- Rastab Location within Iran
- Coordinates: 32°12′51″N 50°37′52″E﻿ / ﻿32.21417°N 50.63111°E
- Country: Iran
- Province: Chaharmahal and Bakhtiari
- County: Farsan
- District: Junqan
- Rural District: Junqan

Population (2016)
- • Total: 1,582
- Time zone: UTC+3:30 (IRST)

= Rastab =

Village in Chaharmahal and Bakhtiari province, Iran

Rastab (راستاب) (Note: Also romanized as Rāstāb; also known as Rāstābād) is a village in, and the capital of, Junqan Rural District in Junqan District of Farsan County, Chaharmahal and Bakhtiari province, Iran.

==Demographics==
===Ethnicity===
The village is populated by Lurs.

===Population===
At the time of the 2006 National Census, the village's population was 1,676 in 376 households, when it was in Mizdej-e Sofla Rural District of the Central District.
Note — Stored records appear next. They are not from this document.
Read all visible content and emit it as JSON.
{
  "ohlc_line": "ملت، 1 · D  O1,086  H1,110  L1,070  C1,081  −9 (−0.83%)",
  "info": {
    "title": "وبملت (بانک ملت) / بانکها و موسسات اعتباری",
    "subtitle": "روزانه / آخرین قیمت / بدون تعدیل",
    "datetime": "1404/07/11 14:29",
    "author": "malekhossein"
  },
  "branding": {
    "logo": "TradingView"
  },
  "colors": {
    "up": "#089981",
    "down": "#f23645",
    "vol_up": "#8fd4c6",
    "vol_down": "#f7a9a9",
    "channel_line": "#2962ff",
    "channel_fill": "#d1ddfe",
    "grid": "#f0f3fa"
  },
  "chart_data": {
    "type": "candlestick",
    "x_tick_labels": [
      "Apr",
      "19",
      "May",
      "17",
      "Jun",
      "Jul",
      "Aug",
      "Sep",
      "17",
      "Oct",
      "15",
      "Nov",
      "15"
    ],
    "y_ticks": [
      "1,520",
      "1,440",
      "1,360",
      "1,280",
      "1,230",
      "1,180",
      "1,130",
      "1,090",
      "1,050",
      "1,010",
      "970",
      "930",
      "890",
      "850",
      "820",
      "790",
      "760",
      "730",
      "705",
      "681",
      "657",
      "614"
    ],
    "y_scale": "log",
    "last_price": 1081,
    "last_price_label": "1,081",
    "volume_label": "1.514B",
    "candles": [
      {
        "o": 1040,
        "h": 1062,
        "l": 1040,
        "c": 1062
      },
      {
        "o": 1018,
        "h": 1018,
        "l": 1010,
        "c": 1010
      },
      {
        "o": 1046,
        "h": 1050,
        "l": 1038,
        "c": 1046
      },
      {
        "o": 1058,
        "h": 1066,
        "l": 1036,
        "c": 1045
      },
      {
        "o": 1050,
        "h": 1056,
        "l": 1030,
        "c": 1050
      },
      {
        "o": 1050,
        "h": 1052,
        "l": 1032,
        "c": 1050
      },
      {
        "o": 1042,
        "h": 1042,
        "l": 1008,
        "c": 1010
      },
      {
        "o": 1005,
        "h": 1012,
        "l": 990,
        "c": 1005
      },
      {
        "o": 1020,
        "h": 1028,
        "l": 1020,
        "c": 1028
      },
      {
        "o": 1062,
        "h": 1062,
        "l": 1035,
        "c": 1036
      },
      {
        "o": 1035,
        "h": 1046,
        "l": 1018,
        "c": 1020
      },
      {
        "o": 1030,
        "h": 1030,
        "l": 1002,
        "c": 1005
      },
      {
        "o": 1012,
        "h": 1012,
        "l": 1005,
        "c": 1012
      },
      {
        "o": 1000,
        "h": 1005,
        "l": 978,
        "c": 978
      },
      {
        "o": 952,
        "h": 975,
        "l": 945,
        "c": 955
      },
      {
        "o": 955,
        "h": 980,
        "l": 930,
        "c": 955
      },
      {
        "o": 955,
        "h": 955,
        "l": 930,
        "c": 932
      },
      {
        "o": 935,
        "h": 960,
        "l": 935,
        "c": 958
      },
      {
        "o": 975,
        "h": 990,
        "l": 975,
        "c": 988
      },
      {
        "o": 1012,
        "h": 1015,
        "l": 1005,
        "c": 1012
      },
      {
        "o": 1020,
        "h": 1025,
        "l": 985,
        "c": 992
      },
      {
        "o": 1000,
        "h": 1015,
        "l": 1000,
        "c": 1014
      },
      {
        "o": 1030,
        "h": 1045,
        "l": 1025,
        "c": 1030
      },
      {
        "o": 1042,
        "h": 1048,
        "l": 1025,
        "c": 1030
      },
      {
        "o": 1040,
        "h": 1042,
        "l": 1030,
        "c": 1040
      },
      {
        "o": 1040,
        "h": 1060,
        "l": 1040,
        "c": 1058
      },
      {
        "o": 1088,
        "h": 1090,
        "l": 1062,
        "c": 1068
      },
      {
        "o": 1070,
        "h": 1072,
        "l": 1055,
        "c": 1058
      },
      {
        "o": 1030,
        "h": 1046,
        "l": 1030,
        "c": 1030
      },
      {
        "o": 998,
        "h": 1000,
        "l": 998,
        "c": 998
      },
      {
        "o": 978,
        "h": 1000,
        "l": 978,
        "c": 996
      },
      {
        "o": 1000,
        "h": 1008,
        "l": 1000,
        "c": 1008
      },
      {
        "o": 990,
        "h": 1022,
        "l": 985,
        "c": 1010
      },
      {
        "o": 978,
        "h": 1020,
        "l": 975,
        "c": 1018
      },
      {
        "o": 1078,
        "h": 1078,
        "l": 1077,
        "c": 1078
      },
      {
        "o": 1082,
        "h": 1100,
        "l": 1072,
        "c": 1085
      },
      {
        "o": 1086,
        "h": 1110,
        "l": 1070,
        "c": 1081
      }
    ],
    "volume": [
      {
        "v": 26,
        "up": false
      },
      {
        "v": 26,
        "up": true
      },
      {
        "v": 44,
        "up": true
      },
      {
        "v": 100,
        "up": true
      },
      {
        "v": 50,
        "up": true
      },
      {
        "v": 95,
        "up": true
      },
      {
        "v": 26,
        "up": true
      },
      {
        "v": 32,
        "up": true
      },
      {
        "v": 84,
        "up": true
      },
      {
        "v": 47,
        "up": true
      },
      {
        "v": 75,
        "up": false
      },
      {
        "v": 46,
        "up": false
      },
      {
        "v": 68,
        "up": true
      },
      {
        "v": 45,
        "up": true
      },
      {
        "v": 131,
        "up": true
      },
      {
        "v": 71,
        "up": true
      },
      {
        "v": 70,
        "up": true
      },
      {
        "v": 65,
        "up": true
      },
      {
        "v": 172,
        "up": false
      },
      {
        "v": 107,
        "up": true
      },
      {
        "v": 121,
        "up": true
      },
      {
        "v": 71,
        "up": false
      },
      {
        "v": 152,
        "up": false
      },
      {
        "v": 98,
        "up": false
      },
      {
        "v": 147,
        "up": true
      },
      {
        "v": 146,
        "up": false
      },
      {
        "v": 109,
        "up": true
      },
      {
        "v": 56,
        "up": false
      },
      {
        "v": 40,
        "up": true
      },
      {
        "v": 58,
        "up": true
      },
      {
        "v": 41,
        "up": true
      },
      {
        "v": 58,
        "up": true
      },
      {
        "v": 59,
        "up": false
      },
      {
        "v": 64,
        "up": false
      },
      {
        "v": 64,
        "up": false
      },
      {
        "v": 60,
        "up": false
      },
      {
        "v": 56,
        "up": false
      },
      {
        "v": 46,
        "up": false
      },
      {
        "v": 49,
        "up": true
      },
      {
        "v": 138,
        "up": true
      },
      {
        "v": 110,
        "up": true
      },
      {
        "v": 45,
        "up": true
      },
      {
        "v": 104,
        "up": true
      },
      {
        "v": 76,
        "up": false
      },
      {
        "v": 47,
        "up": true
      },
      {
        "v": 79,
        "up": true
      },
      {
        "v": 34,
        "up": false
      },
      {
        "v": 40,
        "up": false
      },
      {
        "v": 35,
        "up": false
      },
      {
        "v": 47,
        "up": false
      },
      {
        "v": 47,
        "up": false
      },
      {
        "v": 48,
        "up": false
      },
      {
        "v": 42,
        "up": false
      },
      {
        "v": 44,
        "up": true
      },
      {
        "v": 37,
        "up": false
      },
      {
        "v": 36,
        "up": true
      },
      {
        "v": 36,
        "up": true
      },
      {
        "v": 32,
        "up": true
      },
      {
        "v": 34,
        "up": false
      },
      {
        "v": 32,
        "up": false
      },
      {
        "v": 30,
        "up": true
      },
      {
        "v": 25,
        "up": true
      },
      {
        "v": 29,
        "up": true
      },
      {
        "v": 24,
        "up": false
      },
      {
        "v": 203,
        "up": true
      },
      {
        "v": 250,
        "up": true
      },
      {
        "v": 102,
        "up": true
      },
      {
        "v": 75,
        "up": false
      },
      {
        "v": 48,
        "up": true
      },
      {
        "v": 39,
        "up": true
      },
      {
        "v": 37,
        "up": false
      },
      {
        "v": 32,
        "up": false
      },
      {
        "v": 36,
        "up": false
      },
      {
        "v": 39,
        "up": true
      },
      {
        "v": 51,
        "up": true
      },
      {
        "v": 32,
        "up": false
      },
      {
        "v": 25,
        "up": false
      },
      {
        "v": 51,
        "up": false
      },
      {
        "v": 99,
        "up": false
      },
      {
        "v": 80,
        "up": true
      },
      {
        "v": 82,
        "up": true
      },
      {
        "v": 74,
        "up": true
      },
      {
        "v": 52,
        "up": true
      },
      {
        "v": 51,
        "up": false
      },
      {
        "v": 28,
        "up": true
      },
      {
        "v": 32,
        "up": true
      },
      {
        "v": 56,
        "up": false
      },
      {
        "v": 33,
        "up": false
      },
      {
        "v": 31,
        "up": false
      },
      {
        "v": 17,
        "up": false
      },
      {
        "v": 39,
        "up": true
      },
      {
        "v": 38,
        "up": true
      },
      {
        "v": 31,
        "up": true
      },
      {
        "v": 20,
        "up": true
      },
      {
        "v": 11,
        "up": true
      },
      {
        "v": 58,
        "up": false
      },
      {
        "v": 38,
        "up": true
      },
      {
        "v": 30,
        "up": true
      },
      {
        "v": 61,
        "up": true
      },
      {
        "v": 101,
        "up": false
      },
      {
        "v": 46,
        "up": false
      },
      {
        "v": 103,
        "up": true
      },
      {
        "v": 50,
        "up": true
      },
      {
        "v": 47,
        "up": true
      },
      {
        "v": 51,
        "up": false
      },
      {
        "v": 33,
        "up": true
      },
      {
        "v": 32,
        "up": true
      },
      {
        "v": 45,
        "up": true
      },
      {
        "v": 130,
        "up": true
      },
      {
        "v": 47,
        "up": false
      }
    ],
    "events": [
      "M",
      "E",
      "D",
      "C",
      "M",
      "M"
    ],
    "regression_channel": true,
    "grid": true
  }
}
The following census in 2011 counted 1,715 people in 470 households, by which time the rural district had been separated from the district in the formation of Junqan District. Rastab was transferred to Junqan Rural District created in the new district. The 2016 census measured the population of the village as 1,582 people in 453 households. It was the most populous village in its rural district.